We look forward to hearing from you as we develop this initiative. Our success will only come from your success in library communities of all types and sizes. Please share your thoughts at molly@mollyraphael.org and stay tuned.

ALA President MOLLY RAPHAEL is the retired director of Multnomah County (Oreg.) Library and the District of Columbia Public Library in Washington, D.C. Visit mollyraphael.org. E-mail: molly@mollyraphael.org

Comments

Please Empower Harassed Librarians and Library Workers As Well

Molly Raphael, welcome to your new post as ALA President. Your goal of “Empowering Voices” is laudable and I hope it succeeds. But I bring to your attention something no previous ALA President has addressed substantially, namely, harassed librarians and library employees, harassed by both library patrons and library management. Please empower such people as well. At a minimum, at least please acknowledge they exist.

Why is it, for example, that one such librarian on my FB page pointed out how she got no help whatsoever from any library association after her library management harassed her for attempting to intervene when a child was viewing porn in the Salinas Public Library?

Sadly, I am the only national organization I can see supporting such librarians and library workers. Sad because I can do so little other than provide public notice, and the ALA could do so much. But it does not.

Please, Molly Raphael, please look into this issue. I know SafeLibraries can be a thorn in the ALA’s side, but please consider seriously helping such people. As a side benefit, I’ll not have at least that issue to publicize further.

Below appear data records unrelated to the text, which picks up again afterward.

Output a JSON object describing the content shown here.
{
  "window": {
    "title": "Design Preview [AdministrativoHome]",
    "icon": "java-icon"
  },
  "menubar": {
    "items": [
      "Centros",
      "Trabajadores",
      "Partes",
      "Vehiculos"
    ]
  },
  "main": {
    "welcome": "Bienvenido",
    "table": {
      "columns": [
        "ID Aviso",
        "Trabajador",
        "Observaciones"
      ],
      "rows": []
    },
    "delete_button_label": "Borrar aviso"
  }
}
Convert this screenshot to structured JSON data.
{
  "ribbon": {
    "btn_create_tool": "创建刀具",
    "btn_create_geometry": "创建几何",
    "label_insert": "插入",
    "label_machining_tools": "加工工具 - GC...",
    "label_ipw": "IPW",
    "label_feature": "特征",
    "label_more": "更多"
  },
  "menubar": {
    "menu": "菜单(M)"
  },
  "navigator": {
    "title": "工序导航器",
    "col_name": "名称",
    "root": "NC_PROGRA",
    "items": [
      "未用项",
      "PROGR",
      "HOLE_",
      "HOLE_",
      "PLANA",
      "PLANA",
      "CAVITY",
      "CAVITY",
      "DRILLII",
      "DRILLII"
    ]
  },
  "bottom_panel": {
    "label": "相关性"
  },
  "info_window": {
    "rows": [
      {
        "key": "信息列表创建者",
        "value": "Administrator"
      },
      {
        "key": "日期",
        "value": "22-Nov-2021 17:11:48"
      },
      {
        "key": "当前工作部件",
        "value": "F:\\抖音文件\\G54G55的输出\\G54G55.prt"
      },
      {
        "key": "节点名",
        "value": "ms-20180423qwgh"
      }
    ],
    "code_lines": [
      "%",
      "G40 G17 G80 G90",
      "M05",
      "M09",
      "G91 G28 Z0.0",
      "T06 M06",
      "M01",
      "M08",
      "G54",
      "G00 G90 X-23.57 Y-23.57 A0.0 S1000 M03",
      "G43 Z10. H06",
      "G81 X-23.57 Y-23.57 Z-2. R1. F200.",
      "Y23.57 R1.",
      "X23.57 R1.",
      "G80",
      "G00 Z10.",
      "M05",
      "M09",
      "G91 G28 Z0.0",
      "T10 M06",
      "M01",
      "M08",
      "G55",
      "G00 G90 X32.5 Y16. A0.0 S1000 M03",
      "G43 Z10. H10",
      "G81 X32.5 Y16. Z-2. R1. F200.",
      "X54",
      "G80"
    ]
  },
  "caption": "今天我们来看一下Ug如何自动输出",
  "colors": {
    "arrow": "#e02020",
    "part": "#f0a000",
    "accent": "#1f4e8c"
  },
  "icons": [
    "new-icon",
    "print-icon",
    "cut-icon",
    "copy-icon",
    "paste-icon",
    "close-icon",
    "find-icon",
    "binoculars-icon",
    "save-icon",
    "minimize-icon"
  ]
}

Here’s what I wrote about it, and there’s even a video of me discussing it, and it is not flattering for the ALA. Note, for example, at the end of the question and answer section in the video how I really support such people the ALA does not support:

Thank you for your consideration of this matter, not for my sake, but for the sake of those librarians and library workers who get no help from the ALA.

Nyack, NY, Librarians Are Latest Victims - Molly Raphae, Help!

Molly Raphael, please help! Another library, more librarian victims! This time in Nyack, NY!

Example:

Danish spoke emotionally yet eloquently about the verbal abuse and physical intimidation he claimed drove his wife, who worked at the NPL, to quit. He alleged that a patron called his wife a “f—ing bitch” and described another physically menacing an employee at the checkout desk. He alleged that Library Director James Mahoney walked past while the latter incident was in progress, apparently ignoring it. He asserted that when he confronted Mahoney about his seeming unconcern, Mahoney told him, in so many words, that there was nothing that could be done.

Molly Raphael, will you be the first leader to get the ALA to help in such situations? Please, do not remain silent.